Da gibt es Unterhaltungsprogramme oder einen Hotelservice für die Angehörigen, es gibt Einzelzimmer für jedermann oder, wie neu im Kantonsspital Zug,
Menus von einem Spitzenkoch: Patientenzufriedenheit ist bekanntlich zu einem zentralen Wert im Schweizer Gesundheitswesen geworden – mit ganz praktischen Folgen. Und auch die Politik neigt dazu, die Patienten und ihre ausformulierten Wünsche expliziter ins Zentrum zu stellen.
Als ob der Patient früher eher eine Randfigur gewesen sei.
Ob diese Entwicklung medizinisch sinnvoll ist, bleibt dann eine andere Frage. Das US-Magazin
«The Atlantic» griff das Thema unlängst auf und untermalte es mit dem wunderbaren Zitat eines Klinikarztes: «Patienten können sehr zufrieden sein – und trotzdem eine Stunde später tot.»
Zufriedene Patienten sind teurer
Was tönt wie ein fauler Witz hat sogar eine gewisse Basis: Denn tatsächlich kam eine grosse Studie von US-Gesundheitsökonomen 2012 zu solch einem Schluss. Patienten, die bei Feedback-Erhebungen hohe Zufriedenheitsnoten verteilt hatten, überlebten den Beobachtungszeitraum von vier Jahren seltener als Patienten, die schimpften.
Und: Zufriedene Patienten verursachten auch höhere Betreuungs- und Medikamentenkosten. Sie wurden für dasselbe Leiden auch häufiger ins Spital eingewiesen.
Was definitiv zu bestätigen scheint, dass Zufriedenheit recht wenig zu tun hat mit dem medizinischen Zustand.
In
«The Atlantic» deutete Studienleiter Joshua Fenton, ein Gesundheitsökonom der University of California Sacramento, die Daten so: Die Fokussierung auf Patientenzufriedenheit birgt die Gefahr, dass die Ärzte und Kliniken eher jene Therapien vermeiden, welche für die Patienten fordernd und anstrengend sind. Sie geben eher dem nach, was die Patienten wünschen.

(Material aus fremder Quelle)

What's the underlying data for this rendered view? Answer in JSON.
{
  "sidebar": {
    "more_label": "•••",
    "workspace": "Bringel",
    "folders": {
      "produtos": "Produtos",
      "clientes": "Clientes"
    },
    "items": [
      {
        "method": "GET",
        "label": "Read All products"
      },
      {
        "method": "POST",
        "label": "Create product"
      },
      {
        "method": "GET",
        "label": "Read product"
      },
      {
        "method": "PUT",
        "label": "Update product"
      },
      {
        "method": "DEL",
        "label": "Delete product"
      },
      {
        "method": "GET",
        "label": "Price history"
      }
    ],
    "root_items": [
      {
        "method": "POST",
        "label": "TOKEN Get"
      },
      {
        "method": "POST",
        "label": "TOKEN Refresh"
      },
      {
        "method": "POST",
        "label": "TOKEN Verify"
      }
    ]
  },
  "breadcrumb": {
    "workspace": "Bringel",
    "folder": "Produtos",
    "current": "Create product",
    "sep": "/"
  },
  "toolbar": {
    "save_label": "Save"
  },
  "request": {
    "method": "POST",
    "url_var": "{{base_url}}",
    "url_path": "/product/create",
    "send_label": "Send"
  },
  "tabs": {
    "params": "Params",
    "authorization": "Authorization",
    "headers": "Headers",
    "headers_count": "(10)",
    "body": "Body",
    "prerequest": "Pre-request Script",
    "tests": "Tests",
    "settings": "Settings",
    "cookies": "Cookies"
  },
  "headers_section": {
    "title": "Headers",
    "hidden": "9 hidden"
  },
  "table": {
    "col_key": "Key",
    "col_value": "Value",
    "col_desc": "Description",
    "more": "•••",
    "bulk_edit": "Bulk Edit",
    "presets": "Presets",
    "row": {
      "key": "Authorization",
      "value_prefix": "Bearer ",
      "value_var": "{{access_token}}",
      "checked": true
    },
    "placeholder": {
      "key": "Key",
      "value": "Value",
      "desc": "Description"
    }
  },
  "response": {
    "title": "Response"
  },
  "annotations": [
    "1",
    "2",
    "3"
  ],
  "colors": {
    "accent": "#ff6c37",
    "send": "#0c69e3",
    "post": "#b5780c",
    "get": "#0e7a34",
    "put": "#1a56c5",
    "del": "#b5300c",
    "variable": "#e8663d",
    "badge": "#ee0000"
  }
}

Wer Nikotin absetzen muss, ist oft ein frustrierter Patient
Anders illustriert: Wer will denn einen Raucher entschlossen zum Aufhören drängen, wenn Patientenzufriedenheit ein Ziel des Spitals und im Jahresgespräch ein grosses Thema ist?

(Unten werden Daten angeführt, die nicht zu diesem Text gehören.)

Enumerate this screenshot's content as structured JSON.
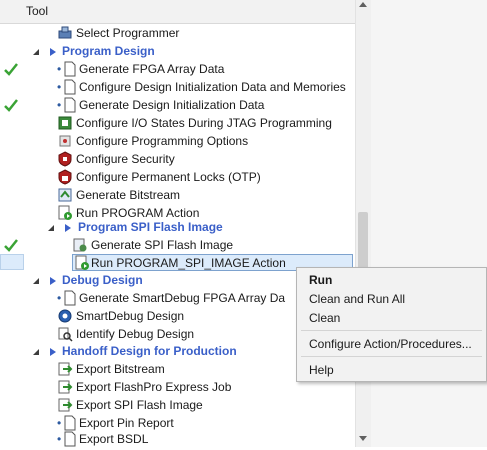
{
  "header": {
    "title": "Tool"
  },
  "rows": [
    {
      "label": "Select Programmer",
      "check": false,
      "type": "item",
      "icon": "programmer-icon"
    },
    {
      "label": "Program Design",
      "check": false,
      "type": "group",
      "icon": ""
    },
    {
      "label": "Generate FPGA Array Data",
      "check": true,
      "type": "item",
      "icon": "document-icon"
    },
    {
      "label": "Configure Design Initialization Data and Memories",
      "check": false,
      "type": "item",
      "icon": "document-icon"
    },
    {
      "label": "Generate Design Initialization Data",
      "check": true,
      "type": "item",
      "icon": "document-icon"
    },
    {
      "label": "Configure I/O States During JTAG Programming",
      "check": false,
      "type": "item",
      "icon": "io-states-icon"
    },
    {
      "label": "Configure Programming Options",
      "check": false,
      "type": "item",
      "icon": "options-icon"
    },
    {
      "label": "Configure Security",
      "check": false,
      "type": "item",
      "icon": "security-icon"
    },
    {
      "label": "Configure Permanent Locks (OTP)",
      "check": false,
      "type": "item",
      "icon": "lock-icon"
    },
    {
      "label": "Generate Bitstream",
      "check": false,
      "type": "item",
      "icon": "bitstream-icon"
    },
    {
      "label": "Run PROGRAM Action",
      "check": false,
      "type": "item",
      "icon": "run-action-icon"
    },
    {
      "label": "Program SPI Flash Image",
      "check": false,
      "type": "group",
      "icon": ""
    },
    {
      "label": "Generate SPI Flash Image",
      "check": true,
      "type": "item",
      "icon": "spi-image-icon"
    },
    {
      "label": "Run PROGRAM_SPI_IMAGE Action",
      "check": false,
      "type": "item",
      "icon": "run-action-icon"
    },
    {
      "label": "Debug Design",
      "check": false,
      "type": "group",
      "icon": ""
    },
    {
      "label": "Generate SmartDebug FPGA Array Da",
      "check": false,
      "type": "item",
      "icon": "document-icon"
    },
    {
      "label": "SmartDebug Design",
      "check": false,
      "type": "item",
      "icon": "smartdebug-icon"
    },
    {
      "label": "Identify Debug Design",
      "check": false,
      "type": "item",
      "icon": "identify-icon"
    },
    {
      "label": "Handoff Design for Production",
      "check": false,
      "type": "group",
      "icon": ""
    },
    {
      "label": "Export Bitstream",
      "check": false,
      "type": "item",
      "icon": "export-icon"
    },
    {
      "label": "Export FlashPro Express Job",
      "check": false,
      "type": "item",
      "icon": "export-icon"
    },
    {
      "label": "Export SPI Flash Image",
      "check": false,
      "type": "item",
      "icon": "export-icon"
    },
    {
      "label": "Export Pin Report",
      "check": false,
      "type": "item",
      "icon": "document-icon"
    },
    {
      "label": "Export BSDL",
      "check": false,
      "type": "item",
      "icon": "document-icon"
    }
  ],
  "context_menu": {
    "items": [
      "Run",
      "Clean and Run All",
      "Clean",
      "Configure Action/Procedures...",
      "Help"
    ]
  },
  "colors": {
    "group_text": "#3a5fc8",
    "check": "#3aa335",
    "selection": "#dcebfb"
  }
}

Doch wie äussert sich jene Zufriedenheit der Patienten? Worum geht es genau? Wie machen die Patienten selber das fest?
Eine Antwort findet sich auf dem weltgrössten Bewertungsportal «Yelp», welches die Sternchenbewertung durch die Patienten bei Krankenhäusern stetig ausbaut
(mehr dazu hier).
Auch Schweizer Kliniken werden dort inzwischen benotet. Darum wir haben einmal alle Kommentare zu helvetischen Gesundheitsinstitutionen nach den benannten Kriterien durchsucht. Insgesamt 14 Schweizer Spitäler und Kliniken haben derzeit solche Einzelzeugnisse von Ex-Patienten.

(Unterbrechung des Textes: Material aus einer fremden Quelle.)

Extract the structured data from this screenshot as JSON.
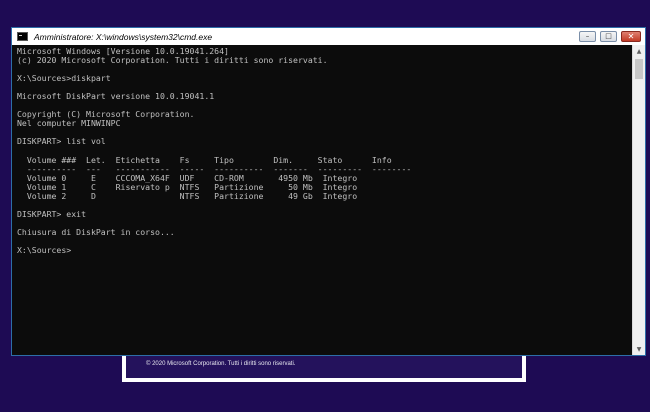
{
  "window": {
    "title": "Amministratore: X:\\windows\\system32\\cmd.exe",
    "minimize_glyph": "–",
    "maximize_glyph": "□",
    "close_glyph": "✕"
  },
  "console_lines": [
    "Microsoft Windows [Versione 10.0.19041.264]",
    "(c) 2020 Microsoft Corporation. Tutti i diritti sono riservati.",
    "",
    "X:\\Sources>diskpart",
    "",
    "Microsoft DiskPart versione 10.0.19041.1",
    "",
    "Copyright (C) Microsoft Corporation.",
    "Nel computer MINWINPC",
    "",
    "DISKPART> list vol",
    "",
    "  Volume ###  Let.  Etichetta    Fs     Tipo        Dim.     Stato      Info",
    "  ----------  ---   -----------  -----  ----------  -------  ---------  --------",
    "  Volume 0     E    CCCOMA_X64F  UDF    CD-ROM       4950 Mb  Integro",
    "  Volume 1     C    Riservato p  NTFS   Partizione     50 Mb  Integro",
    "  Volume 2     D                 NTFS   Partizione     49 Gb  Integro",
    "",
    "DISKPART> exit",
    "",
    "Chiusura di DiskPart in corso...",
    "",
    "X:\\Sources>"
  ],
  "background_dialog": {
    "copyright": "© 2020 Microsoft Corporation. Tutti i diritti sono riservati."
  },
  "colors": {
    "desktop": "#1e0b54",
    "console_bg": "#0c0c0c",
    "console_text": "#c0c0c0",
    "close_button": "#c23a26"
  },
  "scrollbar": {
    "up_glyph": "▲",
    "down_glyph": "▼"
  }
}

Diese Punkte werden am häufigsten genannt:
1. «Care skills», Freundlichkeit, Service: 20 Nennungen
2. Wartezeit, Tempo, Effizienz: 18 Nennungen
3. Nebenangebote wie Parkplätze, Anfahrtsmöglichkeiten, WiFi, Park, Aussicht: 9 Nennungen
4. Essen, Hotellerie: 6 Nennungen
— Offenheit, klare Information, verständliche Beratung: 6 Nennungen
6. Informationswille, Genauigkeit, Analysequalität des medizinischen Personals: 4 Nennungen
— Logik der Abläufe, Orientierung, Verständlichkeit: 4 Nennungen
8. Diagnosequalität, Intensität der Tests. «Nehmen sich Zeit» vs, «Oberflächlichkeit»: 3 Nennungen
— Ausrüstung, technischer Standard: 3 Nennungen.
10. Hygiene: 2 Nennungen
11. Resultat, Verlauf des Heilungsprozesses: 1 Nennung.
Es zeigt sich also, dass tatsächlich die Service- und Hotellerie-Aspekte dominieren, während der Kern der Sache – ausgedrückt zum Beispiel in Urteilen über diagnostische Präzision, Analyse, Hygiene oder die Ausrüstung definitiv zweitrangig sind.
Besonders auffällig ist auch, dass nur eine Stimme einen Zusammenhang herstellte zwischen dem Resultat des Spitalbesuchs beziehungsweise der Heilung und dem Spital selber.